Monday, February 24, 2014

Awards-Nazi Award nominations: Animated Feature

Somebody didn't want to open until ONE week before the Oscars, so I had to hold off on this category. But now that I've seen all the contenders, precious few as they are, I can finally publish my picks for Best Animated Feature of 2013.

Epic (Chris Wedge)
All superficial FernGully comparisons aside, this film deserved a fairer shake than it got this year. It works perfectly fine within the confines of the formula it applies, but thankfully avoids the same sort of immature humour and forehead-slapping dialogue that plagued other American studio toons this year (I'm looking at you, Croods and Despicable Me 2!). Even its exposition of character and backstory is handled with relative elegance. Imaginative designs and expressive animation to boot.

Ernest & Celestine (Benjamin Renner, Stephane Aubier, Vincent Patar)
In our modern culture where kids are drawn to the theatre by cartoons with bold primary colours and comedy of the lowest order, this European import makes a strong case for how kid flicks should be handled. Its whimsy and gentility reminds us that movies made expressly for children need not be childish. That, and it's animated with a gorgeous watercolour aesthetic that feels like a picture book come to life. An absolute charmer from start to finish.

Frozen (Jennifer Lee, Chris Buck)
Though its formula is unremarkable and its musical structuring imbalanced, Frozen transcends as mold-breaking family entertainment due to its progressive gender politics (putting a feminist twist on the 'true love' trope), its constructive depiction of people suffering from mental illness (Elsa's depression is indeed 'crippling'), and even its implicitly drawn subtext about gay repression (“Conceal. Don't feel. Don't let them know.”). On top of all that, it's simply a delight to watch.

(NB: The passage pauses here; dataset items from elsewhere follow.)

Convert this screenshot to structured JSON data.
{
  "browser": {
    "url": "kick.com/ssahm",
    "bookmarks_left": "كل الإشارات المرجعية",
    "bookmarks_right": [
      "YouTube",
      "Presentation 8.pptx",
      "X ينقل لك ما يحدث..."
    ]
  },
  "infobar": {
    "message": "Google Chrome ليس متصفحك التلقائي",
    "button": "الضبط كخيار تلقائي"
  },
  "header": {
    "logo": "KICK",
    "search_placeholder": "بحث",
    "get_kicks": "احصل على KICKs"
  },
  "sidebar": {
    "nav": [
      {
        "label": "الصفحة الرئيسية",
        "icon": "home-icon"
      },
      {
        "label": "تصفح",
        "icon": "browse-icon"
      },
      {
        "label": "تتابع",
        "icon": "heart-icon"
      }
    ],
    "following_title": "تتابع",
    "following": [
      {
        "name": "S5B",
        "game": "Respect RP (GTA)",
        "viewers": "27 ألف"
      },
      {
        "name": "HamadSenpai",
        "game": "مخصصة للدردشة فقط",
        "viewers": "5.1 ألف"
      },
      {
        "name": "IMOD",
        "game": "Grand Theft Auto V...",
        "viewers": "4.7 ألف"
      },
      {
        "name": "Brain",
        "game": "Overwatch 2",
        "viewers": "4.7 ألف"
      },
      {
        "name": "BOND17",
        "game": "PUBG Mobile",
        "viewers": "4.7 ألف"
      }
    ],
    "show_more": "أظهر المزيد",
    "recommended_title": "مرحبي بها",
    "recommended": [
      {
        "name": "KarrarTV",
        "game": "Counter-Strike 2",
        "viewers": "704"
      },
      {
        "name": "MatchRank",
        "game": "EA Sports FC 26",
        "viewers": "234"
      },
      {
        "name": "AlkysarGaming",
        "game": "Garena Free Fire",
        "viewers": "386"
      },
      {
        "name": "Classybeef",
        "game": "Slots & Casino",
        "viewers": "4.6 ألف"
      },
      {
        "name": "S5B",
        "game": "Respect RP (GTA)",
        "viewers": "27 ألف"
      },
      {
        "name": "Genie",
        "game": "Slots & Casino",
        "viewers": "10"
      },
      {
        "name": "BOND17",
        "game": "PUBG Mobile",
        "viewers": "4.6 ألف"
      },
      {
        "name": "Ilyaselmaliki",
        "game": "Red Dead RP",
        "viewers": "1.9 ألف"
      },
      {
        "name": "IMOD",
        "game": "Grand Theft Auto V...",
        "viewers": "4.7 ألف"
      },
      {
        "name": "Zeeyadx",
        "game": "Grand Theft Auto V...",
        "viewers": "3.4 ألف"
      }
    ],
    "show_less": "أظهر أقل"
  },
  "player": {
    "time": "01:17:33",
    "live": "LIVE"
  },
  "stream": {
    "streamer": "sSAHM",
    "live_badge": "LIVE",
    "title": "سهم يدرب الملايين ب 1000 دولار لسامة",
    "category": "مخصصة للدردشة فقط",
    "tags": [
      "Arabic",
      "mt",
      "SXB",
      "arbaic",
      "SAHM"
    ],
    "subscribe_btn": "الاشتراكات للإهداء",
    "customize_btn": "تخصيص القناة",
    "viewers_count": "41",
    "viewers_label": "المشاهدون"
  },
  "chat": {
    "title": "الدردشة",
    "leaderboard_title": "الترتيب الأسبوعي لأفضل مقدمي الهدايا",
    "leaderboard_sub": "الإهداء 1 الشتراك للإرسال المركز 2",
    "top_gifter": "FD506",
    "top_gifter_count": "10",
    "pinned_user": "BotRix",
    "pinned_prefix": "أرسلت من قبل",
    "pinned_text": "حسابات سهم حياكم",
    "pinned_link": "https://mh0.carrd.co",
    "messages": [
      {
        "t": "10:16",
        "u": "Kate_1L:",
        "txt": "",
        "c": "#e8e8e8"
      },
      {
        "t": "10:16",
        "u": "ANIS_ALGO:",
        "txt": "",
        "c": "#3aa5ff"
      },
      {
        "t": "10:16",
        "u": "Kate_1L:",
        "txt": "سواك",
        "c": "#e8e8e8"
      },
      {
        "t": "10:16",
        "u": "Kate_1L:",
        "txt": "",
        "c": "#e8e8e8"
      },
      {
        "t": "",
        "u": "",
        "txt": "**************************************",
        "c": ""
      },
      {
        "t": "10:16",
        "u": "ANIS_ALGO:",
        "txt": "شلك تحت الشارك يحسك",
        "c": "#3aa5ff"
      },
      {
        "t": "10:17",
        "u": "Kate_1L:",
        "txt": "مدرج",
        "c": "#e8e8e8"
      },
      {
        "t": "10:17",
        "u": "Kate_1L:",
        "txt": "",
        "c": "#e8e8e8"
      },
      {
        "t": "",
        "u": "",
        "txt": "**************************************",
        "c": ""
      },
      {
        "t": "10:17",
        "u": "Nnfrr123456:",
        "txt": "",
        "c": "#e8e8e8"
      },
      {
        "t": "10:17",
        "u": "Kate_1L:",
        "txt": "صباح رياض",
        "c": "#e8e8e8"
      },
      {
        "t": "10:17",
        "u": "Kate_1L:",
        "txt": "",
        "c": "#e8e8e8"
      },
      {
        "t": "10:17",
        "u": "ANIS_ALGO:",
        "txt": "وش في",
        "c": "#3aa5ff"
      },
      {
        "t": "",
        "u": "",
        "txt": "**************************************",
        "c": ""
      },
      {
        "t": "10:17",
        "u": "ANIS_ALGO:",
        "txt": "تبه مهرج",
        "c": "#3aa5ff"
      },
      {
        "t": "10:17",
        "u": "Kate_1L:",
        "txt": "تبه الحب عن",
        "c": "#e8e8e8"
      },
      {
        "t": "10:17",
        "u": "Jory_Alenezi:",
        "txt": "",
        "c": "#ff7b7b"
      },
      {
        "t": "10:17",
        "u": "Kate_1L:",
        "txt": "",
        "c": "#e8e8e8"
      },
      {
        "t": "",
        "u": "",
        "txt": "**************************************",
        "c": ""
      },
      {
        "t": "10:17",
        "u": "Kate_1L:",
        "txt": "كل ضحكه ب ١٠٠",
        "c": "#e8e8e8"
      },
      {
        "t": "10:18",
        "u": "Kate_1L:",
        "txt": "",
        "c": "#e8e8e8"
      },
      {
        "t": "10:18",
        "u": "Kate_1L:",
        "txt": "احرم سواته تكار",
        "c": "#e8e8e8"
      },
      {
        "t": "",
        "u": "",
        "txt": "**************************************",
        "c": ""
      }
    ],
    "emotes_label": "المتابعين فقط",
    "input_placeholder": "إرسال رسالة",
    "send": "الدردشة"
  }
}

Monsters University (Dan Scanlon)
Okay, so Pixar's clearly in a bit of a creative lull right now, but that's not to say Monsters University isn't at least a brisk and mildly amusing diversion. Even with a thin plot for which the stakes have never been lower (we already know where our two buddies ultimately end up), Pixar's story committee has a firm enough grasp of structure and pace to hold our attention and land a few laughs. The Oscar snub really stings, especially considering how awful some of the other nominees are.

The Wind Rises (Hayao Miyazaki)
Beyond its linear biopic format, Miyazaki's [non]swansong is an artful ode to the winds of artistic inspiration and a poignant reminder that even products of impassioned creative genius can be warped for sinister purposes. Though conspicuously lacking in the fanciful whimsy and fantastical imagination on which Miyazaki has built his auteur status, this is perhaps his most mature work to date, eschewing the childlike worldview of his previous films and adopting a more adult writing style.

Just missed:
Nothing. Even two of my actual nominees feel like a stretch. Let's hope next year is better for animation.

1 comment:

  1. I firmly believe that 2014 will be a lot better animation-wise what with two early releases, The LEGO Movie and Mr. Peabody & Sherman getting good reviews already (LEGO is just glowing right now, and people are saying that it has already won), which is ironic since Pixar will not be in next year's race at all. Go figure!